Here we represented two cases of occult Leydig ovarian tumors. One of these cases was associated with bilateral nodular adrenal hyperplasia; these cases highlight the challenges in the diagnosis of Leydig cell tumors.

In the first case, the patient denied the use of any drugs that may lead to hyperandrogenism and because of her severe symptoms, other etiologies should be excluded [14].

In women with PCOS symptoms generally begin in puberty and gradually develop through reproductive years [14] so new onset virilization symptoms and very high testosterone levels proposed to rule out PCOS. Patient’s age and absence of adrenal insufficiency excluded classical congenital adrenal hyperplasia CAH, but not the nonclassic form of CAH, although it was theoretically excluded because of the recent onset and severity of symptoms, very high values of testosterone, and the absence of testosterone suppression after dexamethasone. However, we depended on 17 OH progesterone monitoring after surgery to make a definite diagnosis.

A suppression test with dexamethasone was performed [6], and plasma cortisol levels decreased, but total testosterone inhibition did not occur discarding the functional adrenal hyperandrogenism and indicated tumorous origin, with the absence of cortisol cosecretion and normal DHEAS values suggested the presence of an occult ovarian tumor.
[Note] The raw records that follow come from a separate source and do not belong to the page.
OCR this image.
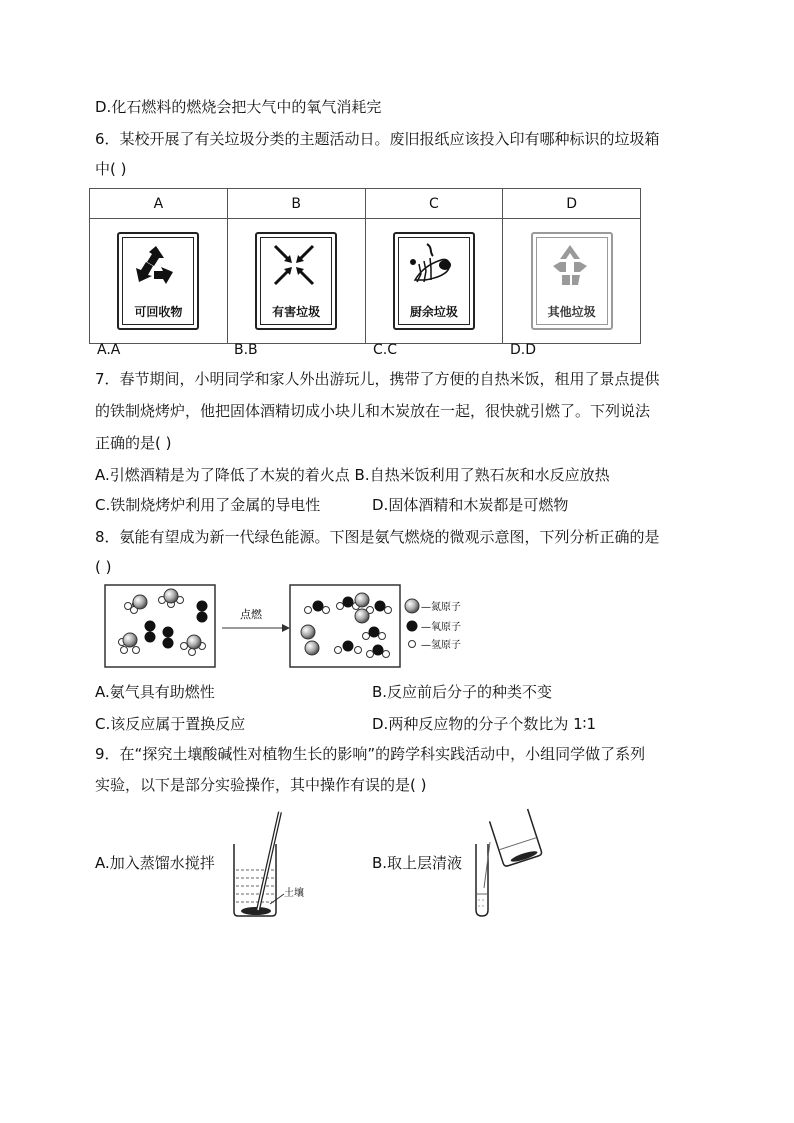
D.化石燃料的燃烧会把大气中的氧气消耗完
6．某校开展了有关垃圾分类的主题活动日。废旧报纸应该投入印有哪种标识的垃圾箱
中( )
A	B	C	D

可回收物	有害垃圾	厨余垃圾	其他垃圾
A.A	B.B	C.C	D.D
7．春节期间，小明同学和家人外出游玩儿，携带了方便的自热米饭，租用了景点提供
的铁制烧烤炉，他把固体酒精切成小块儿和木炭放在一起，很快就引燃了。下列说法
正确的是( )
A.引燃酒精是为了降低了木炭的着火点 B.自热米饭利用了熟石灰和水反应放热
C.铁制烧烤炉利用了金属的导电性	D.固体酒精和木炭都是可燃物
8．氨能有望成为新一代绿色能源。下图是氨气燃烧的微观示意图，下列分析正确的是
( )
点燃
—氮原子
—氧原子
—氢原子
A.氨气具有助燃性	B.反应前后分子的种类不变
C.该反应属于置换反应	D.两种反应物的分子个数比为 1∶1
9．在“探究土壤酸碱性对植物生长的影响”的跨学科实践活动中，小组同学做了系列
实验，以下是部分实验操作，其中操作有误的是( )
A.加入蒸馏水搅拌
土壤
B.取上层清液
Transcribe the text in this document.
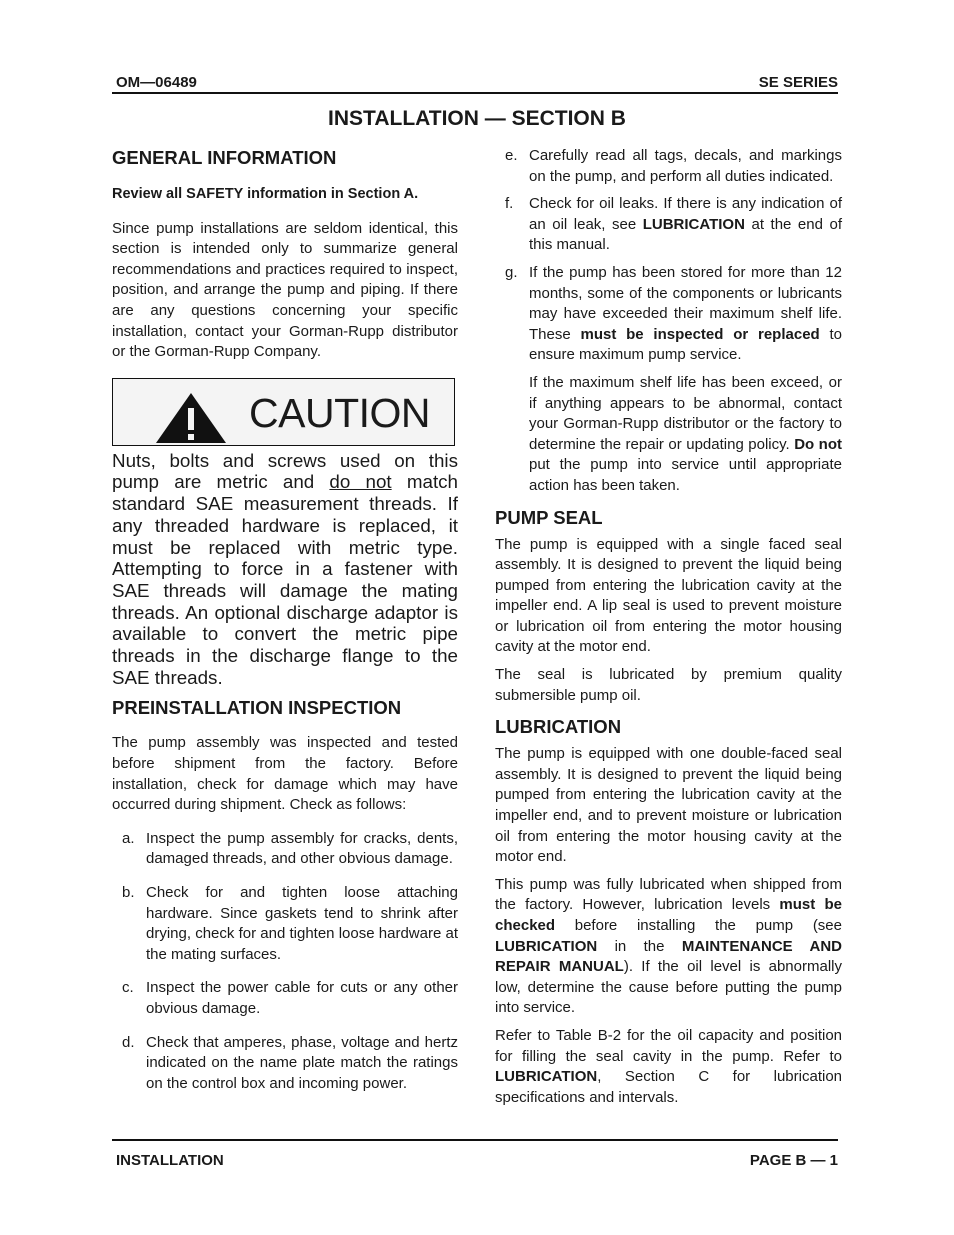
OM—06489	SE SERIES
INSTALLATION — SECTION B
GENERAL INFORMATION

Review all SAFETY information in Section A.

Since pump installations are seldom identical, this section is intended only to summarize general recommendations and practices required to inspect, position, and arrange the pump and piping. If there are any questions concerning your specific installation, contact your Gorman-Rupp distributor or the Gorman-Rupp Company.

CAUTION

Nuts, bolts and screws used on this pump are metric and do not match standard SAE measurement threads. If any threaded hardware is replaced, it must be replaced with metric type. Attempting to force in a fastener with SAE threads will damage the mating threads. An optional discharge adaptor is available to convert the metric pipe threads in the discharge flange to the SAE threads.

PREINSTALLATION INSPECTION

The pump assembly was inspected and tested before shipment from the factory. Before installation, check for damage which may have occurred during shipment. Check as follows:

a. Inspect the pump assembly for cracks, dents, damaged threads, and other obvious damage.
b. Check for and tighten loose attaching hardware. Since gaskets tend to shrink after drying, check for and tighten loose hardware at the mating surfaces.
c. Inspect the power cable for cuts or any other obvious damage.
d. Check that amperes, phase, voltage and hertz indicated on the name plate match the ratings on the control box and incoming power.
e. Carefully read all tags, decals, and markings on the pump, and perform all duties indicated.
f. Check for oil leaks. If there is any indication of an oil leak, see LUBRICATION at the end of this manual.
g. If the pump has been stored for more than 12 months, some of the components or lubricants may have exceeded their maximum shelf life. These must be inspected or replaced to ensure maximum pump service.

If the maximum shelf life has been exceed, or if anything appears to be abnormal, contact your Gorman-Rupp distributor or the factory to determine the repair or updating policy. Do not put the pump into service until appropriate action has been taken.

PUMP SEAL

The pump is equipped with a single faced seal assembly. It is designed to prevent the liquid being pumped from entering the lubrication cavity at the impeller end. A lip seal is used to prevent moisture or lubrication oil from entering the motor housing cavity at the motor end.

The seal is lubricated by premium quality submersible pump oil.

LUBRICATION

The pump is equipped with one double-faced seal assembly. It is designed to prevent the liquid being pumped from entering the lubrication cavity at the impeller end, and to prevent moisture or lubrication oil from entering the motor housing cavity at the motor end.

This pump was fully lubricated when shipped from the factory. However, lubrication levels must be checked before installing the pump (see LUBRICATION in the MAINTENANCE AND REPAIR MANUAL). If the oil level is abnormally low, determine the cause before putting the pump into service.

Refer to Table B-2 for the oil capacity and position for filling the seal cavity in the pump. Refer to LUBRICATION, Section C for lubrication specifications and intervals.

INSTALLATION	PAGE B — 1
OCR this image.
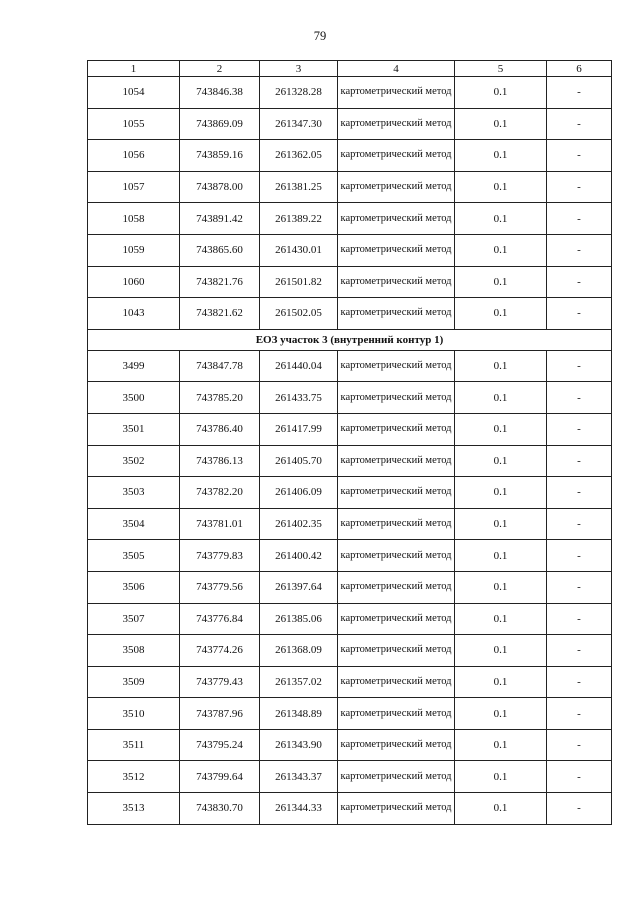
79
1	2	3	4	5	6
1054	743846.38	261328.28	картометрический метод	0.1	-
1055	743869.09	261347.30	картометрический метод	0.1	-
1056	743859.16	261362.05	картометрический метод	0.1	-
1057	743878.00	261381.25	картометрический метод	0.1	-
1058	743891.42	261389.22	картометрический метод	0.1	-
1059	743865.60	261430.01	картометрический метод	0.1	-
1060	743821.76	261501.82	картометрический метод	0.1	-
1043	743821.62	261502.05	картометрический метод	0.1	-
ЕОЗ участок 3 (внутренний контур 1)					
3499	743847.78	261440.04	картометрический метод	0.1	-
3500	743785.20	261433.75	картометрический метод	0.1	-
3501	743786.40	261417.99	картометрический метод	0.1	-
3502	743786.13	261405.70	картометрический метод	0.1	-
3503	743782.20	261406.09	картометрический метод	0.1	-
3504	743781.01	261402.35	картометрический метод	0.1	-
3505	743779.83	261400.42	картометрический метод	0.1	-
3506	743779.56	261397.64	картометрический метод	0.1	-
3507	743776.84	261385.06	картометрический метод	0.1	-
3508	743774.26	261368.09	картометрический метод	0.1	-
3509	743779.43	261357.02	картометрический метод	0.1	-
3510	743787.96	261348.89	картометрический метод	0.1	-
3511	743795.24	261343.90	картометрический метод	0.1	-
3512	743799.64	261343.37	картометрический метод	0.1	-
3513	743830.70	261344.33	картометрический метод	0.1	-
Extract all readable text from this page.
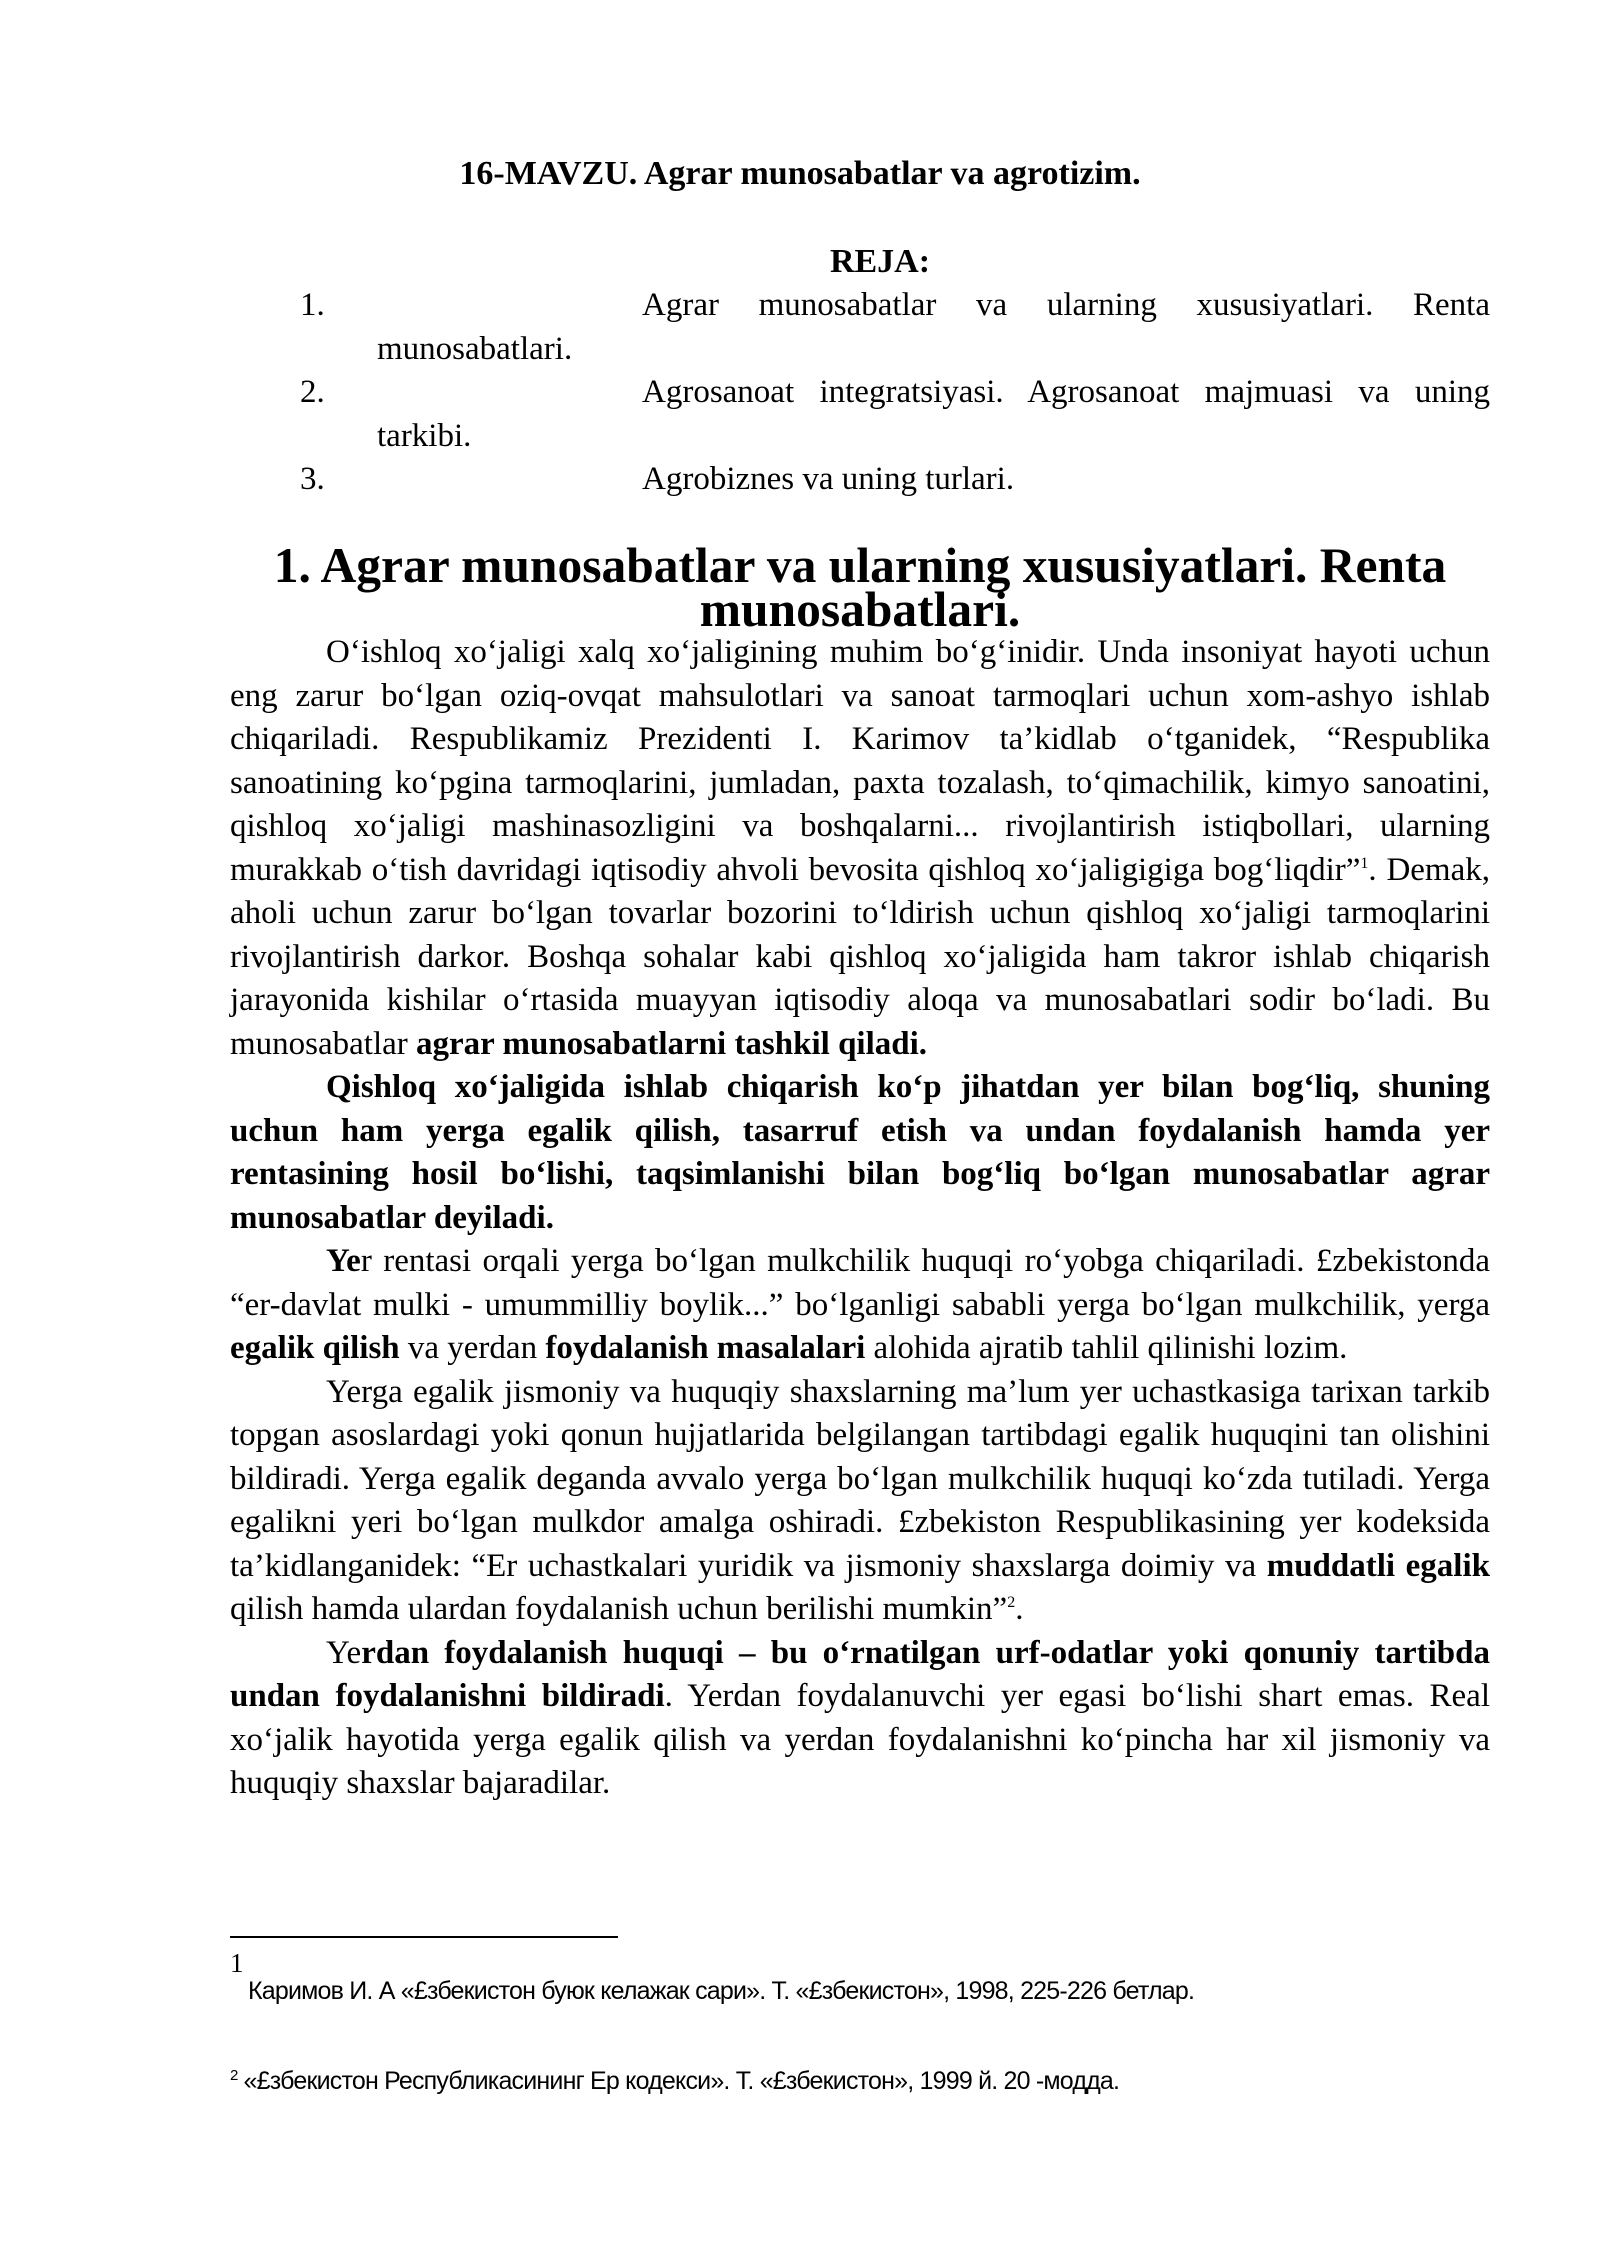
16-MAVZU. Agrar munosabatlar va agrotizim.
REJA:
1.	Agrar munosabatlar va ularning xususiyatlari. Renta munosabatlari.
2.	Agrosanoat integratsiyasi. Agrosanoat majmuasi va uning tarkibi.
3.	Agrobiznes va uning turlari.
1. Agrar munosabatlar va ularning xususiyatlari. Renta munosabatlari.

O‘ishloq xo‘jaligi xalq xo‘jaligining muhim bo‘g‘inidir. Unda insoniyat hayoti uchun eng zarur bo‘lgan oziq-ovqat mahsulotlari va sanoat tarmoqlari uchun xom-ashyo ishlab chiqariladi. Respublikamiz Prezidenti I. Karimov ta’kidlab o‘tganidek, “Respublika sanoatining ko‘pgina tarmoqlarini, jumladan, paxta tozalash, to‘qimachilik, kimyo sanoatini, qishloq xo‘jaligi mashinasozligini va boshqalarni... rivojlantirish istiqbollari, ularning murakkab o‘tish davridagi iqtisodiy ahvoli bevosita qishloq xo‘jaligigiga bog‘liqdir”$^1$. Demak, aholi uchun zarur bo‘lgan tovarlar bozorini to‘ldirish uchun qishloq xo‘jaligi tarmoqlarini rivojlantirish darkor. Boshqa sohalar kabi qishloq xo‘jaligida ham takror ishlab chiqarish jarayonida kishilar o‘rtasida muayyan iqtisodiy aloqa va munosabatlari sodir bo‘ladi. Bu munosabatlar agrar munosabatlarni tashkil qiladi.

Qishloq xo‘jaligida ishlab chiqarish ko‘p jihatdan yer bilan bog‘liq, shuning uchun ham yerga egalik qilish, tasarruf etish va undan foydalanish hamda yer rentasining hosil bo‘lishi, taqsimlanishi bilan bog‘liq bo‘lgan munosabatlar agrar munosabatlar deyiladi.

Yer rentasi orqali yerga bo‘lgan mulkchilik huquqi ro‘yobga chiqariladi. £zbekistonda “er-davlat mulki - umummilliy boylik...” bo‘lganligi sababli yerga bo‘lgan mulkchilik, yerga egalik qilish va yerdan foydalanish masalalari alohida ajratib tahlil qilinishi lozim.

Yerga egalik jismoniy va huquqiy shaxslarning ma’lum yer uchastkasiga tarixan tarkib topgan asoslardagi yoki qonun hujjatlarida belgilangan tartibdagi egalik huquqini tan olishini bildiradi. Yerga egalik deganda avvalo yerga bo‘lgan mulkchilik huquqi ko‘zda tutiladi. Yerga egalikni yeri bo‘lgan mulkdor amalga oshiradi. £zbekiston Respublikasining yer kodeksida ta’kidlanganidek: “Er uchastkalari yuridik va jismoniy shaxslarga doimiy va muddatli egalik qilish hamda ulardan foydalanish uchun berilishi mumkin”$^2$.

Yerdan foydalanish huquqi – bu o‘rnatilgan urf-odatlar yoki qonuniy tartibda undan foydalanishni bildiradi. Yerdan foydalanuvchi yer egasi bo‘lishi shart emas. Real xo‘jalik hayotida yerga egalik qilish va yerdan foydalanishni ko‘pincha har xil jismoniy va huquqiy shaxslar bajaradilar.

1
Каримов И. А «£збекистон буюк келажак сари». Т. «£збекистон», 1998, 225-226 бетлар.
$^2$ «£збекистон Республикасининг Ер кодекси». Т. «£збекистон», 1999 й. 20 -модда.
Catheterization of both the adrenal and ovarian veins was not suggested because it is unavailable at Al-Assad Center so the patient went to oophorectomy and the diagnosis was made.

The 17OH progesterone returned to normal one month after surgery confirming the ovarian source and excluding nonclassic CAH.

Some cases of unilateral adrenal nodule correlation with Leydig cell tumor were reported [5, 15], but according to our knowledge, this is the first reported case of coincidence bilateral adrenal incidentalomas with Leydig cell tumor in a postmenopausal woman.

In the second case, the absence of adrenal or ovarian mass suggested the use of catheterization of both the adrenal and ovarian veins, but this procedure was not available at Al-Mouwassat Center and the patient was not interested in another pregnancy so after discussing the possibility of an occult ovarian tumor as a cause of her complaint she decided to have bilateral oophorectomy to make a final diagnosis.

The establishment of the precise cause of androgen excess may not always be apparent, necessitating engagement of a combination of clinical talents complemented with appropriate laboratory and imaging techniques [16].

Consent was obtained from the patients.

Conflicts of Interest

The authors report no conflicts of interest.